Manono's Roche Dure pegmatite now has a measured, indicated and inferred resource of 400.4 million tonnes at 1.66% lithium oxide for 6.64Mt of contained lithium oxide, 300,000t of tin as cassiterite grading 750 parts per million and 13,200t of tantalum grading 33ppm.
Measured resources more than doubled.
The company noted the deposit includes 0.99% iron oxide, a potentially deleterious element, which is low compared to other reported hard rock deposits within ASX-listed companies.
The resource is contained within a 1600m strike length, comprising 95% of the Roche Dure pegmatite.
The company expects the deposit to grow further with five holes not included in the current estimate.
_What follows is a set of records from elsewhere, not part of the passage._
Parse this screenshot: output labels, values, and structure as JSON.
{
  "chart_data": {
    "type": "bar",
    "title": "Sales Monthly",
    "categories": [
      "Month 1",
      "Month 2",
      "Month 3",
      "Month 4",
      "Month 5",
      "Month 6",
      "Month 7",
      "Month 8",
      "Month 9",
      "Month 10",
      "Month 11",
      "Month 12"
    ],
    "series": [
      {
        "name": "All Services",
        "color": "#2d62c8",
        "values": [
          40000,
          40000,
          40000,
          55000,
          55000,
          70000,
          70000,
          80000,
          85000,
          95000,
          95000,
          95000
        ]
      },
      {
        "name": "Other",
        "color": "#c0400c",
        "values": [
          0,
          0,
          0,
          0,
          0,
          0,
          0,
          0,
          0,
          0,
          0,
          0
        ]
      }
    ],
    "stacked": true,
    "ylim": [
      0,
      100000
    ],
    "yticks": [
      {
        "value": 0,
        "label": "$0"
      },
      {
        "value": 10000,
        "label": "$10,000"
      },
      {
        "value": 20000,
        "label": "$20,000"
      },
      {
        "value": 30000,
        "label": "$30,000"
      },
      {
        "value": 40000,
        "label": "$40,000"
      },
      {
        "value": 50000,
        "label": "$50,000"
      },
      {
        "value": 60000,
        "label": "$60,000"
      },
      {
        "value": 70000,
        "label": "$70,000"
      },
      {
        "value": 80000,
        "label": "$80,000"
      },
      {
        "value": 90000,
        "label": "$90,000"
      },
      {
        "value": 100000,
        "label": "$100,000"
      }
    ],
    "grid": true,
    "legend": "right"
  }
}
"With Manono now confirmed as the world's largest lithium deposit and drill results from the last quarter of 2018 still pending, we are confident that the Manono project will continue to grow and potentially become a world leading source of lithium," AVZ managing director Nigel Ferguson said.
AVZ shares peaked at A37c in January but were sitting at just 7.9c today.
The biggest single-day drop came when former executive chairman Klaus Eckhof sold most of his stake in the company in June.
"In terms of our share price performance, as owners of about 70 million shares, your board more than empathises with shareholders' disappointment," Ferguson told the company's AGM today.
"An analysis of the equity market performance of junior lithium companies around the world by Metal Bulletin has highlighted the negative impact this price fall has had on this group in particular.
"Having outperformed producers and developers while lithium prices appreciated the juniors have been the hardest hit on the way down. AVZ has been no different.
"We don't see any fundamental reason why our share price has fallen more than others in our peer group except to suggest that having gone up 2500% since the beginning of 2017 that our shareholders may have been more aggressive taking some of their ‘chips off the table'."
AVZ expects to release scoping studies next month into 5Mt per annum and 10Mtpa production options ahead of starting a full feasibility study in January.
All 15 resolutions at the AGM were passed, though about a third of shareholders voted against the re-election of director Hongliang Chen.